Cartonography - Collecting & mapping fruit cartons

-back

5th February 2014

Over the last twelve months or so I have been collecting fruit boxes. I have in the order of 300 boxes in my collection, which are bunched together with tape and piled up in my studio. They are numerous and not particularly small in their numerousness. They are becoming a little annoying actually. But they shan’t be thrown way. At least not until I find what I am looking for – or rather until I have exhausted all possible avenues of enquiry on the fruit box…

Because actually, I don’t really know what I am looking for. There were things that I set out to prove but after analysing the source material it gradually became apparent that these would not become truths, and I have since come to believe (or have come to tell myself) that it is just as interesting to find things that one wasn’t expecting as it is to make theory from hypothesis. My questions about fruit boxes have become smaller and simpler over time. Now I simply ask: what can fruit boxes tell us?

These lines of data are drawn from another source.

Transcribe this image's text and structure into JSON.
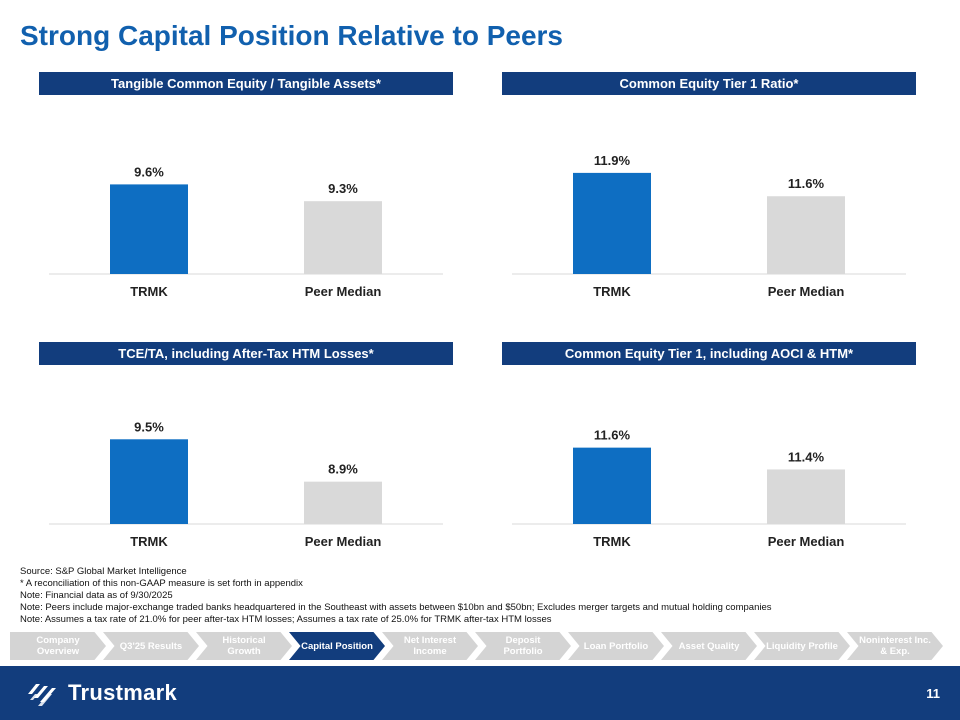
{
  "slide": {
    "title": "Strong Capital Position Relative to Peers",
    "page_number": "11"
  },
  "colors": {
    "primary": "#1160ae",
    "header": "#123d7d",
    "bar_trmk": "#0e6ec2",
    "bar_peer": "#d9d9d9"
  },
  "chart_data": [
    {
      "type": "bar",
      "title": "Tangible Common Equity / Tangible Assets*",
      "categories": [
        "TRMK",
        "Peer Median"
      ],
      "values": [
        9.6,
        9.3
      ],
      "labels": [
        "9.6%",
        "9.3%"
      ],
      "ylim": [
        8.0,
        10.5
      ],
      "xlabel": "",
      "ylabel": ""
    },
    {
      "type": "bar",
      "title": "Common Equity Tier 1 Ratio*",
      "categories": [
        "TRMK",
        "Peer Median"
      ],
      "values": [
        11.9,
        11.6
      ],
      "labels": [
        "11.9%",
        "11.6%"
      ],
      "ylim": [
        10.6,
        12.4
      ],
      "xlabel": "",
      "ylabel": ""
    },
    {
      "type": "bar",
      "title": "TCE/TA, including After-Tax HTM Losses*",
      "categories": [
        "TRMK",
        "Peer Median"
      ],
      "values": [
        9.5,
        8.9
      ],
      "labels": [
        "9.5%",
        "8.9%"
      ],
      "ylim": [
        8.3,
        10.0
      ],
      "xlabel": "",
      "ylabel": ""
    },
    {
      "type": "bar",
      "title": "Common Equity Tier 1, including AOCI & HTM*",
      "categories": [
        "TRMK",
        "Peer Median"
      ],
      "values": [
        11.6,
        11.4
      ],
      "labels": [
        "11.6%",
        "11.4%"
      ],
      "ylim": [
        10.9,
        12.0
      ],
      "xlabel": "",
      "ylabel": ""
    }
  ],
  "notes": [
    "Source: S&P Global Market Intelligence",
    "* A reconciliation of this non-GAAP measure is set forth in appendix",
    "Note: Financial data as of 9/30/2025",
    "Note: Peers include major-exchange traded banks headquartered in the Southeast with assets between $10bn and $50bn; Excludes merger targets and mutual holding companies",
    "Note: Assumes a tax rate of 21.0% for peer after-tax HTM losses; Assumes a tax rate of 25.0% for TRMK after-tax HTM losses"
  ],
  "nav": [
    {
      "label": "Company Overview",
      "active": false
    },
    {
      "label": "Q3'25 Results",
      "active": false
    },
    {
      "label": "Historical Growth",
      "active": false
    },
    {
      "label": "Capital Position",
      "active": true
    },
    {
      "label": "Net Interest Income",
      "active": false
    },
    {
      "label": "Deposit Portfolio",
      "active": false
    },
    {
      "label": "Loan Portfolio",
      "active": false
    },
    {
      "label": "Asset Quality",
      "active": false
    },
    {
      "label": "Liquidity Profile",
      "active": false
    },
    {
      "label": "Noninterest Inc. & Exp.",
      "active": false
    }
  ],
  "footer": {
    "logo_text": "Trustmark",
    "logo_icon": "trustmark-logo-icon"
  }
}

Cartonography – a pun for the mapping of fruit boxes – will help me find answers. I am going to find patterns and decide what these could mean.

Earlier entries in this blog have essentially originated from this sort of observational process. Recently, while there was ideal circumstances to do so, I documented my collection. The documentation is each box pinned to the wall in its flattened form in order that all the box’s markings can be seen including their origins.* The boxes were grouped into type: bananas, citrus, apples etc., and documented in this order. The categorisation and aggregation of the material is starting to reveal certain things, which will not be elaborated upon in this entry, but through further posts on The Cartonographer. Irresistible topics await, such as The Pagan Farmer: Fruit Boxes and Sun Worship, or; Sexy Fruit: Fruit Boxes and the Female Form, or; Wonderland: The Many Colourful Characters in the World of Fruit boxes**

Please stay tuned to The Cartonographer to enjoy the fruits of my labour. For now however, please visit Cartonograph, my google map dedicated to the mapping of fruit boxes. It is growing on a daily basis:

*It should be mentioned that what I am most interested in at the moment is boxes that are non-generic i.e. they come from a particular farm. Generic boxes are those that are produced by manufacturers for farmers that don’t wish to have their own branded box, and while they form a significant part of the collection, and will probably play an important role in various permutations of arranging the collection, I am not able to map them and they are therefore not included in the cartonograph.